Our transportation fuels and many chemical products including solvents, fertilizers, pesticides, and plastics are derived from petroleum. This dependence on petroleum has probably the biggest impact on our unsustainable way of living. Atmospheric CO2 is at the highest recorded level and it is predicted to further increase in the foreseeable future. Emerging serious environmental issues caused by an accelerated global climate change and ocean acidification are unavoidable if we keep using petroleum at the current rate. In addition, petroleum reservoirs in general and in particular with cheap mining access are going to decline. To ensure the future advancement of human society, there is an ever-increasing demand for renewable biofuels and bioenergy products as an alternative to fossil fuels and petroleum.
Production of cost-competitive fuels and chemicals by microbial fermentation using renewable feedstock is a desirable alternative. Plant biomass especially agricultural residues, such as corn stover and sugarcane bagasse, represents an important feedstock as they are renewable and they do not compete with food production.
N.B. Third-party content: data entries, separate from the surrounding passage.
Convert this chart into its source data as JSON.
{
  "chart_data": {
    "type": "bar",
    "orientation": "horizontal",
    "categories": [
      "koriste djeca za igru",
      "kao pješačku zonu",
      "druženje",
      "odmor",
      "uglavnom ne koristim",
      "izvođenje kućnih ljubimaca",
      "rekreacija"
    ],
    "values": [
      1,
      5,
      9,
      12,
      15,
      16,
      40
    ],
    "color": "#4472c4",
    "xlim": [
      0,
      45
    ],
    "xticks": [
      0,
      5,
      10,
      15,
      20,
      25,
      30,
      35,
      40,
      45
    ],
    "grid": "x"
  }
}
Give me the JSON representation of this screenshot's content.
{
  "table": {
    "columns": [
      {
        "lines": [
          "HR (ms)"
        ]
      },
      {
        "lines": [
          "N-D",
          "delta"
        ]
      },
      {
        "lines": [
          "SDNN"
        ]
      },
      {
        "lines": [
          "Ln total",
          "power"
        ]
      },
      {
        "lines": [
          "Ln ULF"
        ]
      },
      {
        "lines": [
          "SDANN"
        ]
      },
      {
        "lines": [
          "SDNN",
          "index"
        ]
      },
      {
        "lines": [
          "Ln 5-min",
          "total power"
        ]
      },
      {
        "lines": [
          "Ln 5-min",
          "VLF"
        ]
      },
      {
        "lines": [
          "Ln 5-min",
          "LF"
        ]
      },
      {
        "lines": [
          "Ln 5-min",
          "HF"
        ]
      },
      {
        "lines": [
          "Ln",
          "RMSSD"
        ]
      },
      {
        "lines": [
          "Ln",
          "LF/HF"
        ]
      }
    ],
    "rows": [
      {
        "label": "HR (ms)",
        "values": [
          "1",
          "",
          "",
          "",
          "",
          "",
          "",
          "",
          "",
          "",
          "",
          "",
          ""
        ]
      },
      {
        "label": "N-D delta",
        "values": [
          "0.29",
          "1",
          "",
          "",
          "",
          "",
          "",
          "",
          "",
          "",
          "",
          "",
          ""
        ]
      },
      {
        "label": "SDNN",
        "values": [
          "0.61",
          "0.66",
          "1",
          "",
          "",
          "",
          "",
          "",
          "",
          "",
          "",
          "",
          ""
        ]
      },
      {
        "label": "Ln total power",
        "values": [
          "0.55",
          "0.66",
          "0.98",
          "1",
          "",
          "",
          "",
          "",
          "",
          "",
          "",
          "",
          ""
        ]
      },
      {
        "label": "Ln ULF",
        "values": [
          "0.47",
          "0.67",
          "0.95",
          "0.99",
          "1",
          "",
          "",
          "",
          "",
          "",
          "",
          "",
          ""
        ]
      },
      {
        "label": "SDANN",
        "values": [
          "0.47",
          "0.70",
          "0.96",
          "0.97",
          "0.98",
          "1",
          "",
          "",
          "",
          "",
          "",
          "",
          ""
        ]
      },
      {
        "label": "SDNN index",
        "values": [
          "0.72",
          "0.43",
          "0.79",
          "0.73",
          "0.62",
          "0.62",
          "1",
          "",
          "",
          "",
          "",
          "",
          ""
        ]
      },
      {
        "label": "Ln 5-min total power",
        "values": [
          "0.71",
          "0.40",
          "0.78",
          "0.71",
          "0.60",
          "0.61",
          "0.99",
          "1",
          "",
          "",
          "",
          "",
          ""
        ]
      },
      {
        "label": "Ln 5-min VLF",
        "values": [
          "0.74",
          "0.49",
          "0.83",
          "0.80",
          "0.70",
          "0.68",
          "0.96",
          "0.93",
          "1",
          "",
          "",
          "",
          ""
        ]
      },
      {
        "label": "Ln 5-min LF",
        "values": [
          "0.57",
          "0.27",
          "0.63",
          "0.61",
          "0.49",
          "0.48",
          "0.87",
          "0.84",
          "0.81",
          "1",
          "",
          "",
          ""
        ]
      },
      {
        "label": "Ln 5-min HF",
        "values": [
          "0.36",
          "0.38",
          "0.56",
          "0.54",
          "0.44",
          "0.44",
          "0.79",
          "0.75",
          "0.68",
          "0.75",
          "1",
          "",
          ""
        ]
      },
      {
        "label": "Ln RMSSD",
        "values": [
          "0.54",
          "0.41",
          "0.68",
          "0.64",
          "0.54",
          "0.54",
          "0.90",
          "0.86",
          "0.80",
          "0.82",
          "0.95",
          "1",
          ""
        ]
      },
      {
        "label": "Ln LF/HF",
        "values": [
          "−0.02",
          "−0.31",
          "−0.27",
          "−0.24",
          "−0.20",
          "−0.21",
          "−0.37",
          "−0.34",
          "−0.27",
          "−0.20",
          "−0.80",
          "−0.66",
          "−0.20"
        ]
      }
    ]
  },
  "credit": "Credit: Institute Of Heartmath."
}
Sugar content in many types of agricultural residues is about 60-70% of the dry weight, which is comparable to corn. However, utilization of sugars from plant biomass in a cost-effective manner remains a challenge. Unlike starch, woody biomass (both cellulosic and lignocellulosic biomass), including plant biomass, is naturally resistant to deconstruction. Crystalline fibers of cellulose are encased in a covalently linked mesh of lignin and hemicellulose. D-glucose is the subunit of cellulose and xylose is the main component of hemicellulose (20-40% of biomass dry weight). While glucose can be metabolized very efficiently by many common industrial hosts, such as baker's yeast, industrial microbes have either no native xylose catabolism pathway or very low efficient pathways. Furthermore, the presence of glucose prevents the consumption of other sugars like xylose in microbes, a well-described phenomenon called catabolite repression.
Accordingly, there is a need for improving the derivation of cost-competitive fuels and chemicals from woody biomass using industrial microbes. In particular, mechanisms to counteract the wild type industrial microbes' natural inhibition of efficient metabolism using woody biomass as feedstock are needed.